Bug 801407

Summary: sssd_nss gets hung processing identical search requests
Product: Red Hat Enterprise Linux 6 Reporter: Stephen Gallagher <sgallagh>
Component: sssdAssignee: Stephen Gallagher <sgallagh>
Status: CLOSED ERRATA QA Contact: IDM QE LIST <seceng-idm-qe-list>
Severity: urgent Docs Contact:
Priority: urgent    
Version: 6.3CC: grajaiya, jgalipea, jhrozek, kbanerje, prc
Target Milestone: rcKeywords: Regression
Target Release: ---   
Hardware: Unspecified   
OS: Unspecified   
Whiteboard:
Fixed In Version: sssd-1.8.0-12.el6 Doc Type: Bug Fix
Doc Text:
Cause: The function that handled pending requests on reconnect was checking an orphaned global variable that was never used Consequence: If there was a request SSSD never received an answer for, the request was left hanging there and all subsequent requests for the same information never finished Fix: The correct hash table us used now Result: Identical requests are processed correctly now even if the original request fails
Story Points: ---
Clone Of: Environment:
Last Closed: 2012-06-20 11:55:46 UTC Type: ---
Regression: --- Mount Type: ---
Documentation: --- CRM:
Verified Versions: Category: ---
oVirt Team: --- RHEL 7.3 requirements from Atomic Host:
Cloudforms Team: --- Target Upstream Version:
Embargoed:

Description Stephen Gallagher 2012-03-08 13:17:53 UTC
This bug is created as a clone of upstream ticket:
https://fedorahosted.org/sssd/ticket/1229

There is a reoccurring intermittent issue that I have been experiencing with sssd 1.7 where SSSD either during or after a failure & recovery of a FreeIPA server where sssd will fail to process a user and forget to mark the status.  Thus when the FreeIPA server comes back, an effected user cannot login. (This is paticular painful when this user is present in pam_access as a (Do not allow this user to login) since it causes pam to stop processing while it waits for sssd to finish processing the pam_access user and never gets to the user logging in...  This issue seems only to occur during some timing based situations where the user is being accessed in an outage of the FreeIPA server.

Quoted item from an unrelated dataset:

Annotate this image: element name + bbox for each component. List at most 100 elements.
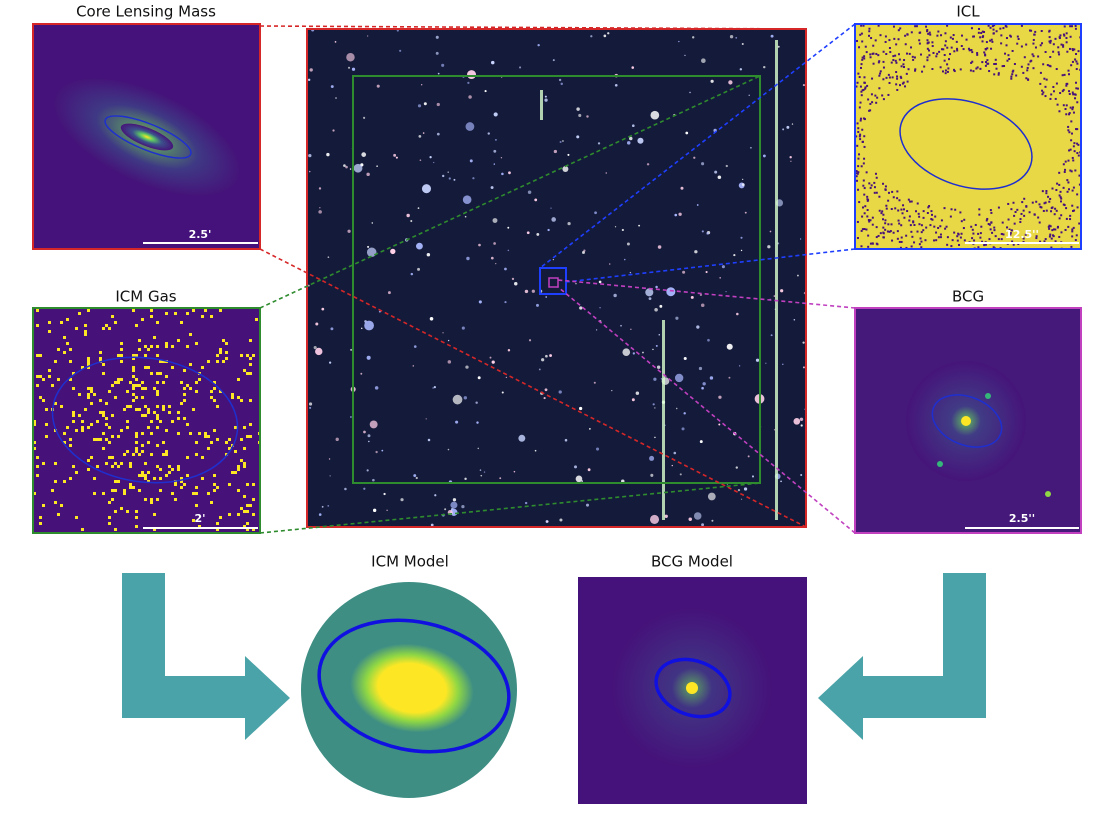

( I am updating to 1.8 in the hopes that that solves this problem )

Here is a snip it from the sssd_nss.log:
(Mon Mar  5 14:43:08 2012) [sssd[nss]] [accept_fd_handler] (0x0100): Client connected!
(Mon Mar  5 14:43:08 2012) [sssd[nss]] [sss_cmd_get_version] (0x0200): Received client version [1].
(Mon Mar  5 14:43:08 2012) [sssd[nss]] [sss_cmd_get_version] (0x0200): Offered version [1].
(Mon Mar  5 14:43:08 2012) [sssd[nss]] [nss_cmd_getpwnam] (0x0100): Requesting info for [brokenuser] from [<ALL>]
(Mon Mar  5 14:43:08 2012) [sssd[nss]] [sss_ncache_check_str] (0x2000): Checking negative cache for [NCE/USER/example.com/brokenuser]
(Mon Mar  5 14:43:08 2012) [sssd[nss]] [nss_cmd_getpwnam_search] (0x0100): Requesting info for [brokenuser]
(Mon Mar  5 14:43:08 2012) [sssd[nss]] [sss_dp_get_account_send] (0x0400): Identical request in progress: [1:brokenuser]

Comment 1 Stephen Gallagher 2012-03-08 13:23:56 UTC
To reproduce do the following (provided by Simo in the upstream ticket)

Clear your caches (or expire them all) and start sssd.

ps xa|grep sssd
find the backend pid and do a kill -STOP <pid>

now do a getent passwd username the sssd_nss responder will send a message to the backend but it is blocked so it will not act.

Now kill -9 <pid> the backend. Do a new getent passwd username in anothe terminal.

Look at the nss logs (level 8) and you'll see that the call is stalled waiting for a reply that will never come.

With the patch the second name resolution will cause the cleanup function to fire and a brand new call to the backend is issued. no more stalling.

Comment 4 Jakub Hrozek 2012-04-03 18:39:02 UTC
    Technical note added. If any revisions are required, please edit the "Technical Notes" field
    accordingly. All revisions will be proofread by the Engineering Content Services team.
    
    New Contents:
Cause: The function that handled pending requests on reconnect was checking an orphaned global variable that was never used

Consequence: If there was a request SSSD never received an answer for, the request was left hanging there and all subsequent requests for the same information never finished

Fix: The correct hash table us used now

Result: Identical requests are processed correctly now even if the original request fails

Comment 6 Kaushik Banerjee 2012-04-19 06:36:02 UTC
Verified in version:

# rpm -qi sssd | head
Name        : sssd                         Relocations: (not relocatable)
Version     : 1.8.0                             Vendor: Red Hat, Inc.
Release     : 22.el6                        Build Date: Mon 09 Apr 2012 07:40:33 PM IST
Install Date: Mon 16 Apr 2012 04:57:02 PM IST      Build Host: x86-003.build.bos.redhat.com
Group       : Applications/System           Source RPM: sssd-1.8.0-22.el6.src.rpm
Size        : 7870660                          License: GPLv3+
Signature   : (none)
Packager    : Red Hat, Inc. <http://bugzilla.redhat.com/bugzilla>
URL         : http://fedorahosted.org/sssd/
Summary     : System Security Services Daemon

Comment 8 errata-xmlrpc 2012-06-20 11:55:46 UTC
Since the problem described in this bug report should be
resolved in a recent advisory, it has been closed with a
resolution of ERRATA.

For information on the advisory, and where to find the updated
files, follow the link below.

If the solution does not work for you, open a new bug report.

http://rhn.redhat.com/errata/RHBA-2012-0747.html